Artikel

Gefahr für den Nahost-Friedensprozess

Mo, 15.03.2010
Bundeskanzlerin und libanesischer Ministerpräsident bei militärischen Ehren
Foto: REGIERUNGonline/Bergmann
Empfang von Saad Rafik Hariri im Kanzleramt
Die Ankündigung Israels, neue Wohnungen in Ostjerusalem zu bauen, sei für den Nahost-Friedensprozess ein schwerer Rückschlag. Dies schätzte Bundeskanzlerin Angela Merkel nach einem Gespräch mit dem libanesischen Ministerpräsidenten Saad Rafik Hariri ein. Deutschland werde sich trotzdem weiter für Friedensgespräche einsetzen.

"Wir haben durch die Ankündigung des Baus von neuen Wohnungen in Ostjerusalem einen schweren Rückschlag in der Frage erlitten, ob es zu Annäherungsgesprächen zwischen den Palästinensern und Israel kommt", sagte die Kanzlerin am Montag in Berlin.

"Ich habe in einem Telefonat mit Ministerpräsident Netanjahu deutlich gemacht, dass darin die Gefahr liegt, dass der gesamte Friedensprozess wieder gestört wird", so Merkel weiter.

Es gebe ein Zeitfenster, das nicht unendlich groß sei, in dem solche Gespräche wieder zustande kommen. Deutschland setze sich mit voller Kraft für Friedensgespräche ein. „Und ich hoffe, dass auch die Signale aus Israel in Zukunft konstruktiv sein werden und nicht weiter so negativ, dass sie das Zustandekommen von solchen Gesprächen verhindern“, sagte Merkel.

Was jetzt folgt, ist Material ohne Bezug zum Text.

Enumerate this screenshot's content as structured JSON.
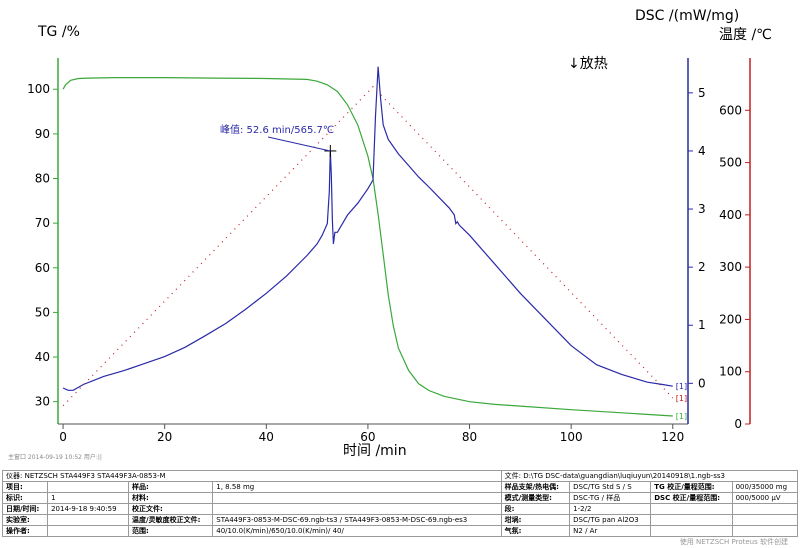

Der libanesische Ministerpräsident wies darauf hin, dass sich der Friedensprozess im Nahen Osten jetzt über 62 Jahre hinziehe. „Wir können uns keinen Fehlschlag erlauben“, erklärte er.

Hariri dankte für die deutsche Hilfe und appellierte an die Bundesregierung: „Sorgt dafür, dass in der Palästinenserfrage glaubwürdige Fortschritte erzielt werden.“ Wenn dies nicht gelinge, sei der Libanon das erste Land, das in Mitleidenschaft gezogen werde.

Weiteres Gesprächsthema: Iran

„Ich habe deutlich gemacht, dass wir jetzt in die Phase kommen, wo es Sanktionen gegen Iran geben sollte“, sagte Merkel. Denn der Iran habe bisher alle konstruktiven Angebote ausgeschlagen.

Die Internationale Gemeinschaft vermutet, dass das Land unter dem Deckmantel seines zivilen Atomprogramms Nuklearwaffen entwickelt.

Hariri sagte dazu: „Jedes Land hat das Recht auf friedliche Nutzung der Kernenergie.“ Der Libanon werde seine Position mit der Arabischen Liga zu dem Zeitpunkt abstimmen, wo die Entscheidungen über Sanktionen anstünden.